Background Lymphangioleiomyomatosis (LAM) is a rare disease of women categorised by lung cysts, lymphatic abnormalities and angiomyolipomas; a benign tumour occurring chiefly in the kidneys. Although benign, the tumours can enlarge causing symptoms and those over 4cm are prone to haemorrhage which can result in nephrectomy. LAM can occur in isolation (sporadic LAM) or associated with tuberous sclerosis complex (TSC-LAM). Treatment guidelines for angiomyolipoma tend to be based on retrospective series often from patients with TSC. The natural history of angiomyolipoma in sporadic LAM is not well understood.

Aims To document the natural history, risk factors for, and clinical features associated with, angiomyolipoma in a national cohort of patients with sporadic and TSC-LAM to plan clinical screening programs.

Methods Demographic data, clinical features, lung function and tumour size were obtained from clinical records of patients attending the National Centre for LAM in Nottingham. Tumour size was recorded as the longest tumour diameter on any imaging modality. Tumours smaller than 10mm were assigned a value of 10mm. Ethical approval for use of patient data was obtained and patients gave informed consent.

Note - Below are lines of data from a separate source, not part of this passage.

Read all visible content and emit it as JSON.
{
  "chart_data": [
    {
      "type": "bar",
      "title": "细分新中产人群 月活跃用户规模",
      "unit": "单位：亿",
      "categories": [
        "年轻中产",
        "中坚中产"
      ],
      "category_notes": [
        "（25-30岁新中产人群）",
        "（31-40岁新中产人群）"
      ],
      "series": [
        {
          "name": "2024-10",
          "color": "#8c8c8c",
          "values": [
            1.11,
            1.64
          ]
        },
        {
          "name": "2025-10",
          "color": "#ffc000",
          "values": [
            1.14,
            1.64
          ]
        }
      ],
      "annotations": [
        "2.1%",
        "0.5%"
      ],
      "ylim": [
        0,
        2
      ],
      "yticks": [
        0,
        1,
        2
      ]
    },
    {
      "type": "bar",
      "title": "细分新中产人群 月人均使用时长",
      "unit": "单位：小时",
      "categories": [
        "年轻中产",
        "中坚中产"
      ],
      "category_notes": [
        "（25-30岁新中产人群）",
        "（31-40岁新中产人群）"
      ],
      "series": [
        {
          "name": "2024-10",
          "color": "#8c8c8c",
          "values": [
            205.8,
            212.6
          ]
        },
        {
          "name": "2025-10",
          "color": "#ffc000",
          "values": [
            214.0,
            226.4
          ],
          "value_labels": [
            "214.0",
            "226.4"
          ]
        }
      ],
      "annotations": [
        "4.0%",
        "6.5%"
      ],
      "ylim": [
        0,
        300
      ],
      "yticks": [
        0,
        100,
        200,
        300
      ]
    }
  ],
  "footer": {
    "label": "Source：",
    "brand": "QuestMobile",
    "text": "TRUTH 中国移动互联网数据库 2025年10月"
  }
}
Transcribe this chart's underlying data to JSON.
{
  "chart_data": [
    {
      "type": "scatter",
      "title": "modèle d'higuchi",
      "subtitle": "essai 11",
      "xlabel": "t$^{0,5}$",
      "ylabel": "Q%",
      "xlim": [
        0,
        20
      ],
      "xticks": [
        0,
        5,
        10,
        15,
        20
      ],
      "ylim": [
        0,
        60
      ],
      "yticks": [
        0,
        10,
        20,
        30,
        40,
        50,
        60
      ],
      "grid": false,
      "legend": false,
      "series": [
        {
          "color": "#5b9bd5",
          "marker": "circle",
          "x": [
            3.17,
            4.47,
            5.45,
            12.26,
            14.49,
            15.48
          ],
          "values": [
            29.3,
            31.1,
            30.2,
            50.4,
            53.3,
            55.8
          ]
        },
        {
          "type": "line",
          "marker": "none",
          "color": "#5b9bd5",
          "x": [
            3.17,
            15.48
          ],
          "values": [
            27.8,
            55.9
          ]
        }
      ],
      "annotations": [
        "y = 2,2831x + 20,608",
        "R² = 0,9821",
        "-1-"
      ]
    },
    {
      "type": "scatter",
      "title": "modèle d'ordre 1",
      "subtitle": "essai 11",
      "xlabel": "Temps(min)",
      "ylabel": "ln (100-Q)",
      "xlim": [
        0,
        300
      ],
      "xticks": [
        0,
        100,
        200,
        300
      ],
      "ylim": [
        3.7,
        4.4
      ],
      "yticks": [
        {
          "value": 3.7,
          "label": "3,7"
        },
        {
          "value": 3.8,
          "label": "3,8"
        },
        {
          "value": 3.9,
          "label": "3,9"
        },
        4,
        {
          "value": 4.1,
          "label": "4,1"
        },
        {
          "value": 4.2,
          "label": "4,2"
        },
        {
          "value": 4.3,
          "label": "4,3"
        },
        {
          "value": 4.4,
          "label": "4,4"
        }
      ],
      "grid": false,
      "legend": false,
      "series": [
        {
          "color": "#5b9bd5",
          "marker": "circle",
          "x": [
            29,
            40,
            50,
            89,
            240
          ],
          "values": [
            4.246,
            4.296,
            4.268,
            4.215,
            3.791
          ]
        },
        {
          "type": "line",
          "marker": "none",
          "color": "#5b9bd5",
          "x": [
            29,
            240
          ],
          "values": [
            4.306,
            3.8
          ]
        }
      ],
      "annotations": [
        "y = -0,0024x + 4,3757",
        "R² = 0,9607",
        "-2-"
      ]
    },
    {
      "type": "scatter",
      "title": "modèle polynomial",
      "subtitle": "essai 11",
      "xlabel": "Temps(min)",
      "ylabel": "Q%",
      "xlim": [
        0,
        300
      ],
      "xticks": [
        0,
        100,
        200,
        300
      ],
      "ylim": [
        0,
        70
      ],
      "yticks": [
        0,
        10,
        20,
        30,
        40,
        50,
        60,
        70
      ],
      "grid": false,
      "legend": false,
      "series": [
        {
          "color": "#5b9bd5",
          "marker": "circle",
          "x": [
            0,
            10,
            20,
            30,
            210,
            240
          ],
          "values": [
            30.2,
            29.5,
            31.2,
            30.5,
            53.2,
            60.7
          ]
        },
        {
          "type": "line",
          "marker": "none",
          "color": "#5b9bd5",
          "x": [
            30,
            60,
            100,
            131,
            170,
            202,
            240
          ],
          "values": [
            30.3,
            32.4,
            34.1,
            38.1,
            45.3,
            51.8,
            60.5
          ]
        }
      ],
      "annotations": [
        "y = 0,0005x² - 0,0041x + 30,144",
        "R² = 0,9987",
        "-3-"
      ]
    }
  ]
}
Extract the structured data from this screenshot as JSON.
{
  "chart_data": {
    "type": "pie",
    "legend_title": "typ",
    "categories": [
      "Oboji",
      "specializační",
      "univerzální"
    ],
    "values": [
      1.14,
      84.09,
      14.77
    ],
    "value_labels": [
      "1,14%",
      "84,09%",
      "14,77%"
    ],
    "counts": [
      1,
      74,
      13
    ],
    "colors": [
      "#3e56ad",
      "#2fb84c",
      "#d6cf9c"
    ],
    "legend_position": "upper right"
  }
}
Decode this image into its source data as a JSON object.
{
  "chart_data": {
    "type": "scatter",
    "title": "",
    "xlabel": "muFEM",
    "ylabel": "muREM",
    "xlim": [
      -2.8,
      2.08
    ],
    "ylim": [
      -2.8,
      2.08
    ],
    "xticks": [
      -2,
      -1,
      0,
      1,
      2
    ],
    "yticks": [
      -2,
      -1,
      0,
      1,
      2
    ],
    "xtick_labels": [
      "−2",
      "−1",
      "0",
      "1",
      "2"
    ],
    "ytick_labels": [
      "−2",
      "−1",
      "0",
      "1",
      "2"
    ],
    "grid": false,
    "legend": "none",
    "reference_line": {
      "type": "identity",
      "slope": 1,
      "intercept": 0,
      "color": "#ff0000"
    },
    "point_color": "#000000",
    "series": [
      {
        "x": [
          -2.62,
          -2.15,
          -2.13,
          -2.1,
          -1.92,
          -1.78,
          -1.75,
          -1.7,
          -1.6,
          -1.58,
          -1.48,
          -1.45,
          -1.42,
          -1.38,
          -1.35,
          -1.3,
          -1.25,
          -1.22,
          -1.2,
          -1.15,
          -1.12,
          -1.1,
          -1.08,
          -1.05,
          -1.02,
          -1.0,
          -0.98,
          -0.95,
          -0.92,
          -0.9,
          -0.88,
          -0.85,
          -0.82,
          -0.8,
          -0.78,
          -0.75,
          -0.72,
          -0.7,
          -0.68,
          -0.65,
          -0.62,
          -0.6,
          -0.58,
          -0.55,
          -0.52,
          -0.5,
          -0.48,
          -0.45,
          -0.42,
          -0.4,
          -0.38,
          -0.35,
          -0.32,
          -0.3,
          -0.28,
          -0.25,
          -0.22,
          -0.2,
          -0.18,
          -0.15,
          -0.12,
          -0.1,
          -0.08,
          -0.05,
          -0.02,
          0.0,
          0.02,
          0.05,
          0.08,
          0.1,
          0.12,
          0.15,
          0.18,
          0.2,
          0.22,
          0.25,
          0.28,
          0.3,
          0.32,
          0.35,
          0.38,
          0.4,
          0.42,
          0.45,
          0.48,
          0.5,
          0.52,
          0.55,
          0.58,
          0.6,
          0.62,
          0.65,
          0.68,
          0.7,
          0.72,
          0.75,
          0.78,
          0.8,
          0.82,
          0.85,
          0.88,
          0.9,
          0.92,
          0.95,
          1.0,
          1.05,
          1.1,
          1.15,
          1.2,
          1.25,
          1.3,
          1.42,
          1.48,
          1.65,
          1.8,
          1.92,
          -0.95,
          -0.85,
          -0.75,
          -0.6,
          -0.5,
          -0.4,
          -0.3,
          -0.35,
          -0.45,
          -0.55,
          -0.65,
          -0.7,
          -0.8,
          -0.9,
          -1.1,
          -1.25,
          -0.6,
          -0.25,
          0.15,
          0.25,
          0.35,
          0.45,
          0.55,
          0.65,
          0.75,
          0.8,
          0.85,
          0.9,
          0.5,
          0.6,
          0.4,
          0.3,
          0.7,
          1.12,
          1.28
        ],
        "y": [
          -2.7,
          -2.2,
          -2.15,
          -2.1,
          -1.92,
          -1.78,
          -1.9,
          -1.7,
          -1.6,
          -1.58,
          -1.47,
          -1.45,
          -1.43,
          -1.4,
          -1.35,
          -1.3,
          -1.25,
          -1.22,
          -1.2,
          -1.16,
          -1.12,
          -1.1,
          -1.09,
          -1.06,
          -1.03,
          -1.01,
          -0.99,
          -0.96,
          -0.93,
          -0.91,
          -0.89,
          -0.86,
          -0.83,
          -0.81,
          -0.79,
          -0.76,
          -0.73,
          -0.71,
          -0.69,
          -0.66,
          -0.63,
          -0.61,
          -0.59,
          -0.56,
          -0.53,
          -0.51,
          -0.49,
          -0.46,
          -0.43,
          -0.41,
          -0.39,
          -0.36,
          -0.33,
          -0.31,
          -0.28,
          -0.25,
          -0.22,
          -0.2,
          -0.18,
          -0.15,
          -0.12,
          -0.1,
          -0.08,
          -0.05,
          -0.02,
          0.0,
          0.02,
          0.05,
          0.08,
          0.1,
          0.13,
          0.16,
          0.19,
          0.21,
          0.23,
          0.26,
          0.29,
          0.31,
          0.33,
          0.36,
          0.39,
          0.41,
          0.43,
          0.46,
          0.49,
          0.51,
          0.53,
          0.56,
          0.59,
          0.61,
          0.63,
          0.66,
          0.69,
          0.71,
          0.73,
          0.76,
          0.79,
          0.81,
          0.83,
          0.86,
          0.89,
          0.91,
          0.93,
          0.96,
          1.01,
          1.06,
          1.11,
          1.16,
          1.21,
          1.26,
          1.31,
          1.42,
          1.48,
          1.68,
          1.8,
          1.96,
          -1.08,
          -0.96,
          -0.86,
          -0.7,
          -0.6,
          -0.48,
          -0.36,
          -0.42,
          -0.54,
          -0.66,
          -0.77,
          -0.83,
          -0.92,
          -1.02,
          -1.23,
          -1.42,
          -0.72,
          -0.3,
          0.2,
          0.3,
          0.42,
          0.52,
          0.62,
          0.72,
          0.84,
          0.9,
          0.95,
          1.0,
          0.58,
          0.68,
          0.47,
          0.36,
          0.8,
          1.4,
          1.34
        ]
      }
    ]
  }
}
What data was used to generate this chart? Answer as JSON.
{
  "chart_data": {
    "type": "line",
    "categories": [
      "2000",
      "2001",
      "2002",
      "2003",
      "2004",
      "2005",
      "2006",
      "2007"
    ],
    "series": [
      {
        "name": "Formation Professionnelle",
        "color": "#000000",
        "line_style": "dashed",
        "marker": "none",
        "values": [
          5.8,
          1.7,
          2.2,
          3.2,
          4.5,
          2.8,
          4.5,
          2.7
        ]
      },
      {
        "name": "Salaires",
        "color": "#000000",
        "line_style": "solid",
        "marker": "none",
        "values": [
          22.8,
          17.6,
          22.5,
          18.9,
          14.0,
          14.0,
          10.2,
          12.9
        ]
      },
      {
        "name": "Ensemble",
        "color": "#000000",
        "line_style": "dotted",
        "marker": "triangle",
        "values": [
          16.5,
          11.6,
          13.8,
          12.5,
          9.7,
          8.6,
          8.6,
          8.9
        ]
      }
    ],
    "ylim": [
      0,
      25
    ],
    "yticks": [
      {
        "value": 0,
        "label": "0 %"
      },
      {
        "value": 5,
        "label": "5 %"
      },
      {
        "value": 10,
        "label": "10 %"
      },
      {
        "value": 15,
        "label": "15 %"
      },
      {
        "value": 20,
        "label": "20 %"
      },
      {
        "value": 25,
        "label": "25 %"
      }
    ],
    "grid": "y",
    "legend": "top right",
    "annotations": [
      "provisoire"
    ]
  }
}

Results 122 patients with definite or probable LAM by European Respiratory Society criteria were identified. Of these, 68 (56%) had at least one angiomyolipoma. Angiomyolipoma were present in 50% of patients with sporadic LAM and all patients with TSC-LAM. Those with sporadic LAM tended to have smaller tumours than those with TSC-LAM (31mm (SD 27) vs. 49mm (SD 27) respectively), were less often bilateral (40 vs. 79%), were less likely to bleed (17 vs. 31%) and less likely to require surgery or embolisation (49 vs. 66%). Serial tumour measurements were available from some patients, tumours from those with TSC-LAM grew at 3.8 mm/year (n=6, SD 14.2) tumour growth in sporadic LAM growth was 4.3 mm/year (n=16, SD 8.2. p=0.46).

Conclusions Angiomyolipomas are common in patients with sporadic and TSC-LAM. The tumours require intervention more frequently in TSC than sporadic LAM. The two patient groups may require different angiomyolipoma management.